Siempre hay dos maneras de contar una misma anécdota: la real y la decorada. Decidirnos por la versión simple de algo que nos ha ocurrido no siempre transmite los sentimientos, la desesperación, la tristeza o la alegría que experimentamos con esos sucesos. Por el contrario, agregarle detalles, hacerla más colorida, menos convencional, logra captar la intención de nuestro interlocutor y mantener la tensión hasta el final del relato. Algo similar es lo que sucede con Pi, un hombre de origen indio residente en Canadá que se propone inspirar con sus propios recuerdos a un bloqueado escritor de novelas.
Hijo de propietarios de un zoológico y naufragio mediante, Pi queda aislado del mundo en medio del océano con la única compañía de una cebra, una hiena, un orangután y un tigre de bengala. Dueño de una perseverancia y un coraje que se potenciaron frente a la trágica realidad que el tocó en suerte, Pi es testigo de la fuerza de la naturaleza, del ciclo de la vida, de la supervivencia del más fuerte y de cómo dos especies que no están destinadas a convivir (un hombre y un tigre) deberán hacerlo durante siete meses a bordo de un bote salvavidas.

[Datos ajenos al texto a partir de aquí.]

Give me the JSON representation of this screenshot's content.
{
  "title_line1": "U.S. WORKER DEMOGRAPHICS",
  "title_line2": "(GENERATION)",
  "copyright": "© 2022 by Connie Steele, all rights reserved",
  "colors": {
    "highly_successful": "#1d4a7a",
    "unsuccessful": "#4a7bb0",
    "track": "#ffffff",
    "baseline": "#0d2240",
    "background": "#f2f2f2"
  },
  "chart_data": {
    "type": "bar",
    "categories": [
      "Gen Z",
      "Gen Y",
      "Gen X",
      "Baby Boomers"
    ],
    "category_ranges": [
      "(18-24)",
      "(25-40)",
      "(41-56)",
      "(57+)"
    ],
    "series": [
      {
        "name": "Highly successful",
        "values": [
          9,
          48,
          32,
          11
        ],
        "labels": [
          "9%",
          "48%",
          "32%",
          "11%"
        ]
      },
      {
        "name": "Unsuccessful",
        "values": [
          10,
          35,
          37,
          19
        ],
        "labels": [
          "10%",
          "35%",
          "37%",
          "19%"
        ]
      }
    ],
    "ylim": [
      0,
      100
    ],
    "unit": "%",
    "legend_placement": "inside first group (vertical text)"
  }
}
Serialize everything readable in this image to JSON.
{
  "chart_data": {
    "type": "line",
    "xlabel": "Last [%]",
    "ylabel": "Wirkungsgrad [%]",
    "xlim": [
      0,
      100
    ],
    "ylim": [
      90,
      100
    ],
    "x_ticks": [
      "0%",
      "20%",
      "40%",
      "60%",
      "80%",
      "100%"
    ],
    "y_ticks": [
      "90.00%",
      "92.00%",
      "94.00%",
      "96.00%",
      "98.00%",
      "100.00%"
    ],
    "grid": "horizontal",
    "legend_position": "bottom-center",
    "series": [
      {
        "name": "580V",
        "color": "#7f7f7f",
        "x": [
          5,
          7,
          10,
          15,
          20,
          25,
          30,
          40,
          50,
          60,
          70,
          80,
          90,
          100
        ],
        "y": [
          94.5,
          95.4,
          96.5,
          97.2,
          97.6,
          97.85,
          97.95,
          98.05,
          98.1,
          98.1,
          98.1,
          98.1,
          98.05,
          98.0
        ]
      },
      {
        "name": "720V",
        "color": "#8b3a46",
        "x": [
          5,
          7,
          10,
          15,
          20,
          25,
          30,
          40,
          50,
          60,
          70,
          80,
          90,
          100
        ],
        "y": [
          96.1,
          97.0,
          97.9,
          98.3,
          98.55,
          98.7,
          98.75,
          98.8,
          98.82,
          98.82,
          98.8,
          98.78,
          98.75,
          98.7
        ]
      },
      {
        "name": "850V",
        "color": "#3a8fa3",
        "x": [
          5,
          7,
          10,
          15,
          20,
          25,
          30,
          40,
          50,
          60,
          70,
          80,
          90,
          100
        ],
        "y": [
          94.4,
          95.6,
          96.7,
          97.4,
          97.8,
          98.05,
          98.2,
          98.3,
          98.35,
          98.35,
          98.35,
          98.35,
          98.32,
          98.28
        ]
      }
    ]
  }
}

Cuánto de este relato es real y cuánto adorno narrativo dependerá de lo que el espectador decida creer.
El maestro Ang Lee regresa al cine con esta historia repleta de fantasía y secuencias idílicas que recuerda en algunos momentos la realidad sobredimensionada de la que Tim Burton tan buen provecho sacó en “El gran pez”. Esta coproducción entre China, Taiwan y Estados Unidos encuentra sus mejores momentos en las cuidadas secuencias retratadas por el ojo preciso del realizador (la “lluvia” de peces es impagable) y en la bellísima fotografía de Claudio Miranda.